Da ist nichts unheimlich und schon gar nicht übersinnlich.
Alice (Naomi Watts) wächst nach dem Tod ihres Vaters beim Großgrundbesitzer Fairfield (Derek Jacobi) auf, der sie gerne heiraten würde. Doch stattdessen flüchtet sie mit Charles (Iain Glen), einem seiner Söhne und versteckt sich auf einem großen alten Anwesen. Alice wird kurz nach der Hochzeit mit Charles schwanger, doch Visionen von einer schwarzgekleideten Gestalt verfolgen sie, die schon bald Wirklichkeit werden sollen…
Die gleichnamige Romanvorlage von Sheridan Le Fanu entstand um 1869, entsprechend spielt das Geschehen zu jener Zeit und böte genügend Möglichkeiten, im Zuge des klassischen Gothic Horrors mit Atmosphäre zu punkten.
Zugegeben, die Ausstattung, mit den prächtigen Kleidern, den gut nachempfundenen Requisiten und einigen Kulissen, wissen auf Ebene einer TV-Produktion durchaus zu gefallen. Doch mit dem Anwesen gibt man sich erst gar keine Mühe, es ordentlich düster ausschauen zu lassen, so kommt zu keiner Zeit Schauerstimmung auf. Nun, wie denn auch, wenn man es überwiegend mit einem Drama auf Rosemunde Pilcher Niveau zu tun hat, denn mit spannendem Mystic Horror.

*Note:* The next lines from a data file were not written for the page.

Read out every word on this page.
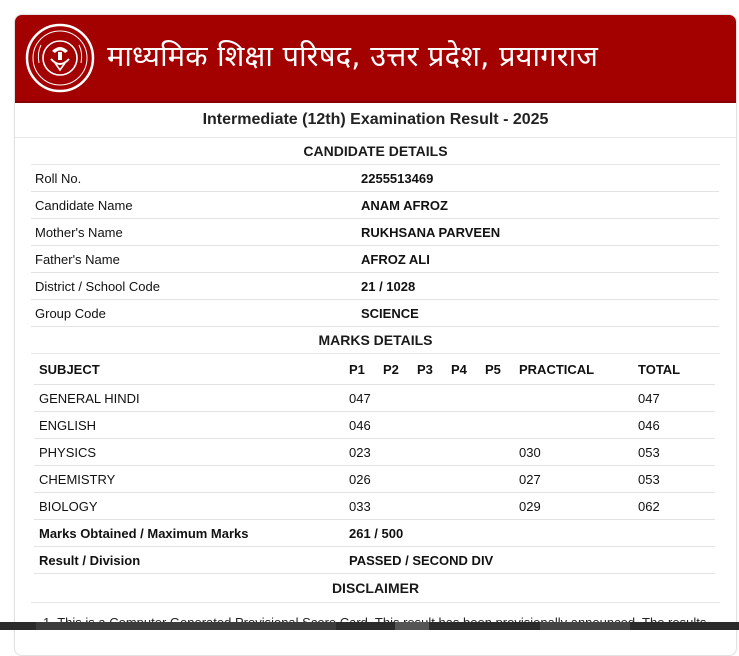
माध्यमिक शिक्षा परिषद, उत्तर प्रदेश, प्रयागराज
Intermediate (12th) Examination Result - 2025
CANDIDATE DETAILS
Roll No.	2255513469
Candidate Name	ANAM AFROZ
Mother's Name	RUKHSANA PARVEEN
Father's Name	AFROZ ALI
District / School Code	21 / 1028
Group Code	SCIENCE
MARKS DETAILS
SUBJECT	P1	P2	P3	P4	P5	PRACTICAL	TOTAL
GENERAL HINDI	047						047
ENGLISH	046						046
PHYSICS	023					030	053
CHEMISTRY	026					027	053
BIOLOGY	033					029	062
Marks Obtained / Maximum Marks	261 / 500						
Result / Division	PASSED / SECOND DIV						
DISCLAIMER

Da wird man mit der trauten Zweisamkeit der jungen Liebe zugekitscht, der böse Vater taucht ein, zweimal auf und man versteckt sich. Der Bruder des Gatten hilft, zudem ein Kindermädchen und einige Bedienstete, -eine Menge Randfiguren werden eingeführt, ohne dass diese wirklich eine Charakterisierung erhalten.
Doch es wird zu keiner Zeit spannend und Schauereffekte finden sich innerhalb des kompletten Geschehens lediglich in Form einiger Schaben im Schrank und der Andeutung einer dunklen Gestalt. Wie sich später herausstellt, handelt es sich hierbei um die Ex von Charles, die seit einem Unfall irgendwo im Haus versteckt gehalten wird. Warum die aber so durchgeknallt ist, welche Ziele sie verfolgt und warum sie überhaupt von Charles geduldet wird, obwohl eine größere Gefahr von ihr ausgeht, - bleibt alles der Fantasie des Zuschauers überlassen.
Darüber hinaus bietet das behäbig erzählte Geschehen keinerlei Gründe zum Mitfiebern. Irgendwann verschwindet das Neugeborene, innerhalb der Familie wird etwas vertuscht, es kommt zu einem Todesfall, aber wir sind weit entfernt vom Gothic Horror und steuern vielmehr auf ein höchst irdisches Finale zu, dass weder eine Überraschung, noch eine ideenreiche Pointe mit sich bringt. So bekommen wir letztlich über 96 Minuten ein schnulziges Familienepos, das weder mit Tiefe, noch einer durchdachten Geschichte überzeugen kann.
Dabei wirkt die musikalische Untermalung durchaus professionell und kann in einigen Momenten sogar geringfügig Emotionen erzeugen. Gleiches gilt für die Darsteller, die allesamt ordentlich agieren, allen voran Naomi Watts, die ihrer Figur in sämtlichen Situationen eine entsprechende Ausdrucksstärke verleiht.
Doch all das wertet den negativen Gesamteindruck nur geringfügig auf.
Leute, die einen spannenden Gruselfilm mit Geisterhausatmosphäre erwarten, sollten also gewarnt sein. Denn am Ende bleibt lediglich ein langatmiges, lahm erzähltes Familiendrama, das einige Fragen unbeantwortet lässt und zu keiner Zeit auch nur irgendeinen Schockeffekt einsetzt. Also, weder vom DVD Cover, noch von der groben Inhaltsangabe täuschen lassen, mit Mystery hat das Ganze nämlich rein gar nichts zu tun.